Jakarta, 25 Mei 2026 – Pemerintah Provinsi DKI Jakarta mengimbau masyarakat dan panitia kurban untuk menggunakan besek bambu sebagai wadah pembagian daging kurban pada perayaan Iduladha tahun ini. Langkah tersebut dilakukan sebagai bagian dari upaya mengurangi penggunaan kantong plastik sekali pakai yang selama ini menimbulkan peningkatan volume sampah saat momentum pembagian kurban. Pemprov menilai penggunaan besek tidak hanya lebih ramah lingkungan, tetapi juga mendukung pelestarian produk tradisional yang memiliki nilai ekonomi bagi pelaku usaha lokal. Imbauan tersebut disampaikan kepada masjid, musala, organisasi masyarakat, hingga panitia kurban di berbagai wilayah Jakarta agar mulai beralih ke wadah yang lebih berkelanjutan.
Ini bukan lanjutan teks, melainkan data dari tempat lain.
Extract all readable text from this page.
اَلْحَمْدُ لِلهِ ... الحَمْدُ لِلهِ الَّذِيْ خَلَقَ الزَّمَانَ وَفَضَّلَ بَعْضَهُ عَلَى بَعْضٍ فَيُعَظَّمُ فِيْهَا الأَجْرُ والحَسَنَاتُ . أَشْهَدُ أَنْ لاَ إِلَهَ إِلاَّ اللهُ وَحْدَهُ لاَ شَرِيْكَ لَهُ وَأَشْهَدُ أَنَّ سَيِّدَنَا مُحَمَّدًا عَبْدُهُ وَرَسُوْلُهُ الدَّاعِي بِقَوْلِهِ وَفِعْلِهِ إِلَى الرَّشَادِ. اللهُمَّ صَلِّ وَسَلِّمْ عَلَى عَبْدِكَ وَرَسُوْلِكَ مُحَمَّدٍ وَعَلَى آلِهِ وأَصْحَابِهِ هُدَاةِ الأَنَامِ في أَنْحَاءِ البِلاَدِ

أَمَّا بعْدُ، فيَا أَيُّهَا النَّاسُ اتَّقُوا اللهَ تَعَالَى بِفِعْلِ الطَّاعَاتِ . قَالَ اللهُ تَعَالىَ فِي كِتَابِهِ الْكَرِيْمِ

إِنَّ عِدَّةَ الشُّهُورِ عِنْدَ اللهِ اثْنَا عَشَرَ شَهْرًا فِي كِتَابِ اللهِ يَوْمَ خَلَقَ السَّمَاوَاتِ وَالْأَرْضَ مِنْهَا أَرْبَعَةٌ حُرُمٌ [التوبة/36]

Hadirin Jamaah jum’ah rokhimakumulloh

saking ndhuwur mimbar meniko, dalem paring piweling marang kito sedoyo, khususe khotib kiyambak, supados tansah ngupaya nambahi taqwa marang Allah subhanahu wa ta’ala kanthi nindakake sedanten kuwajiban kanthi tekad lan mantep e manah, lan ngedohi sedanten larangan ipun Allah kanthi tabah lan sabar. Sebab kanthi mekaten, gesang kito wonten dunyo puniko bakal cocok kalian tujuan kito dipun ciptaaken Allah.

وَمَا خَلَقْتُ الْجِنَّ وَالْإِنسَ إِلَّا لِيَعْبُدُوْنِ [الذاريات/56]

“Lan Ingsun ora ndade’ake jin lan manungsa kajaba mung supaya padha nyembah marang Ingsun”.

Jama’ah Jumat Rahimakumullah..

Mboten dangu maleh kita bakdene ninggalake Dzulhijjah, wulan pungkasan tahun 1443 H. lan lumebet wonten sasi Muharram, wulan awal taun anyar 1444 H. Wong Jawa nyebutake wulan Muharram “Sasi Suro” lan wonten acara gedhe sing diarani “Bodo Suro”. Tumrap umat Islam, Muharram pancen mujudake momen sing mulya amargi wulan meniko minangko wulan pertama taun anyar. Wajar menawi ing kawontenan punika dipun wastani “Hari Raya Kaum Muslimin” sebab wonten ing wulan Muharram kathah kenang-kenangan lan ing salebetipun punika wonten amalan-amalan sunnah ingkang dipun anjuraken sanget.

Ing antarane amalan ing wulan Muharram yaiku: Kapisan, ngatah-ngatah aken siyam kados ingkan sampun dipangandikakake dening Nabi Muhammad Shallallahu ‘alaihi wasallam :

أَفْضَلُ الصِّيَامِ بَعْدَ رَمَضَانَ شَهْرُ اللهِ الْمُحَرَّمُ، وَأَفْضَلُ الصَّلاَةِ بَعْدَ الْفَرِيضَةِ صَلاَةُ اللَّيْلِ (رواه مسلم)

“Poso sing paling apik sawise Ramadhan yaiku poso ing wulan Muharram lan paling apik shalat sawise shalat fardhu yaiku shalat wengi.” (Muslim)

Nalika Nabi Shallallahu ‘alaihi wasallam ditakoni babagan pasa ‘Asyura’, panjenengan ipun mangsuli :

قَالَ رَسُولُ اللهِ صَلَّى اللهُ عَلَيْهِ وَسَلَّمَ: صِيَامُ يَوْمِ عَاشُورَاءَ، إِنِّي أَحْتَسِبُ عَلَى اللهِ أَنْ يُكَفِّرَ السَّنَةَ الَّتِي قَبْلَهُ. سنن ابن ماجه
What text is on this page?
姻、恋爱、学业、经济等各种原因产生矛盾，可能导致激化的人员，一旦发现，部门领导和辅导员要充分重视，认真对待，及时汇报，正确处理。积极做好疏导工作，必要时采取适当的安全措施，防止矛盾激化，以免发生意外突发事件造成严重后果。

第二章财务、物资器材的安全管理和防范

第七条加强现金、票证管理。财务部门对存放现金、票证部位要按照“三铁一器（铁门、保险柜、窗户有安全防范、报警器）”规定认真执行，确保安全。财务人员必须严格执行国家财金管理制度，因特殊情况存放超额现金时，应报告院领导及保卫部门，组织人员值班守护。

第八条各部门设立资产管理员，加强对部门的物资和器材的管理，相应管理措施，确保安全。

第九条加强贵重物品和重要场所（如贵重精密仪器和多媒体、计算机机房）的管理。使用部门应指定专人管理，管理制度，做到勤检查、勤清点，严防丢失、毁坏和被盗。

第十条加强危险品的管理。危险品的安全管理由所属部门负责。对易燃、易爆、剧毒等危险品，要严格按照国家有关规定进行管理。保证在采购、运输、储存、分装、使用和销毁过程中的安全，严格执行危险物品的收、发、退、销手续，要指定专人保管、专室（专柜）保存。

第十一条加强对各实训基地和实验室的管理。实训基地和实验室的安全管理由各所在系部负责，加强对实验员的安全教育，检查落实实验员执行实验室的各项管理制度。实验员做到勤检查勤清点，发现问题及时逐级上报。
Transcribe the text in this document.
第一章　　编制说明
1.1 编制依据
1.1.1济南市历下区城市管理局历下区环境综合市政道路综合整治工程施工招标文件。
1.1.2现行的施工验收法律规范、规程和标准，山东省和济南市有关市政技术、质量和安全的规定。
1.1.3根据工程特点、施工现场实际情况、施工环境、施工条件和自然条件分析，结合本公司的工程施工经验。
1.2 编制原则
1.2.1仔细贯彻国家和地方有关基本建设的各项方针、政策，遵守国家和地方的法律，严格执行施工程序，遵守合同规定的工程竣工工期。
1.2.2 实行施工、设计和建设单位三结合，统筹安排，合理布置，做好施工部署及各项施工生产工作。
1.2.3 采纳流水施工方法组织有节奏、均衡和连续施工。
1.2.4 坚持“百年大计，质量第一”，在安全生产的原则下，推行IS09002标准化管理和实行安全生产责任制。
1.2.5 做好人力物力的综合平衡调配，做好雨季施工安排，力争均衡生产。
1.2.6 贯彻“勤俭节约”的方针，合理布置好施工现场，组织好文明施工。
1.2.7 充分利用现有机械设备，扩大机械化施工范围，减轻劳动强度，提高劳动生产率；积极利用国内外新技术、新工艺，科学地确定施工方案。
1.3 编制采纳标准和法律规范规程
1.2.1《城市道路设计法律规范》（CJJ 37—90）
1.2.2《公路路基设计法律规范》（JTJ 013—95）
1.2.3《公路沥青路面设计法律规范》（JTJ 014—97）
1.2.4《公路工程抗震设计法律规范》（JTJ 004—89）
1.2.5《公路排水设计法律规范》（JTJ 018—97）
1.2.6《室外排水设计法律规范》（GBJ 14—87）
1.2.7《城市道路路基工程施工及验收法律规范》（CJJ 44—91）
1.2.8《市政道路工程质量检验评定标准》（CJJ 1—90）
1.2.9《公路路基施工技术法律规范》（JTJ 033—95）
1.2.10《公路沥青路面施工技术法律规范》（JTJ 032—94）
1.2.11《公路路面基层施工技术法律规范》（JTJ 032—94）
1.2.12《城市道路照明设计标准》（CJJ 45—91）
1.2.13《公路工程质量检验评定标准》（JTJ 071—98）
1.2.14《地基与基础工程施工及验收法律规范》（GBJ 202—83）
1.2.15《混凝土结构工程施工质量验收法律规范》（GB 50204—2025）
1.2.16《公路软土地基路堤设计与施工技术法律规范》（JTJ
Pemerintah berharap kesadaran masyarakat terhadap pengurangan sampah plastik dapat terus meningkat melalui kebiasaan sederhana seperti penggunaan kemasan alami.
Menurut pihak Pemprov DKI, penggunaan kantong plastik dalam jumlah besar setiap musim kurban sering menjadi penyumbang lonjakan sampah harian di ibu kota. Oleh sebab itu, penggunaan besek bambu dianggap sebagai solusi alternatif yang lebih aman bagi lingkungan karena mudah terurai secara alami. Selain besek, masyarakat juga dianjurkan memanfaatkan wadah lain yang dapat digunakan ulang seperti rantang atau tempat makanan pribadi saat mengambil daging kurban. Pemerintah daerah juga disebut akan menggencarkan sosialisasi mengenai pentingnya pengelolaan sampah selama perayaan hari besar keagamaan. Langkah tersebut merupakan bagian dari program pengurangan sampah plastik yang terus didorong di berbagai sektor kehidupan masyarakat Jakarta.
Sejumlah pengurus masjid dan panitia kurban menyambut positif imbauan tersebut meski mengakui masih ada tantangan terkait ketersediaan dan biaya pengadaan besek dalam jumlah besar. Namun mereka menilai penggunaan wadah ramah lingkungan memiliki manfaat jangka panjang yang lebih besar dibanding penggunaan plastik sekali pakai. Beberapa komunitas lingkungan bahkan mulai menginisiasi gerakan pengumpulan dan distribusi besek kepada panitia kurban di sejumlah wilayah. Selain membantu mengurangi sampah, penggunaan besek juga dinilai mampu menghidupkan kembali industri kerajinan bambu yang melibatkan pelaku usaha kecil di daerah. Dengan meningkatnya permintaan, sektor ekonomi kreatif berbasis kerajinan tradisional diharapkan ikut mendapatkan manfaat.
Pengamat lingkungan menyebut kebijakan semacam ini penting untuk membangun perubahan perilaku masyarakat secara bertahap. Momentum Iduladha dianggap menjadi kesempatan efektif untuk mengedukasi publik mengenai dampak penggunaan plastik terhadap lingkungan perkotaan. Mereka menilai perubahan kecil dalam pola distribusi daging kurban dapat memberikan dampak signifikan apabila dilakukan secara masif di berbagai daerah. Selain itu, penggunaan bahan alami seperti bambu juga mendukung konsep ekonomi sirkular yang kini mulai banyak diterapkan dalam kebijakan lingkungan modern. Pemerintah daerah pun didorong untuk terus memperluas kampanye penggunaan kemasan ramah lingkungan dalam berbagai kegiatan masyarakat lainnya.
Hingga menjelang pelaksanaan Iduladha, Pemprov DKI terus mengajak seluruh elemen masyarakat untuk mendukung gerakan pengurangan sampah plastik melalui penggunaan besek dan wadah ramah lingkungan lainnya. Pemerintah berharap kebiasaan tersebut dapat menjadi budaya baru yang diterapkan secara konsisten setiap tahun. Di sisi lain, masyarakat juga diimbau menjaga kebersihan lingkungan selama proses penyembelihan dan distribusi hewan kurban berlangsung. Dengan kolaborasi antara pemerintah, panitia kurban, dan warga, perayaan Iduladha diharapkan dapat berlangsung lebih tertib sekaligus lebih peduli terhadap lingkungan. Langkah sederhana seperti mengganti kantong plastik dengan besek pun dinilai dapat menjadi kontribusi nyata dalam menjaga kebersihan dan keberlanjutan lingkungan perkotaan.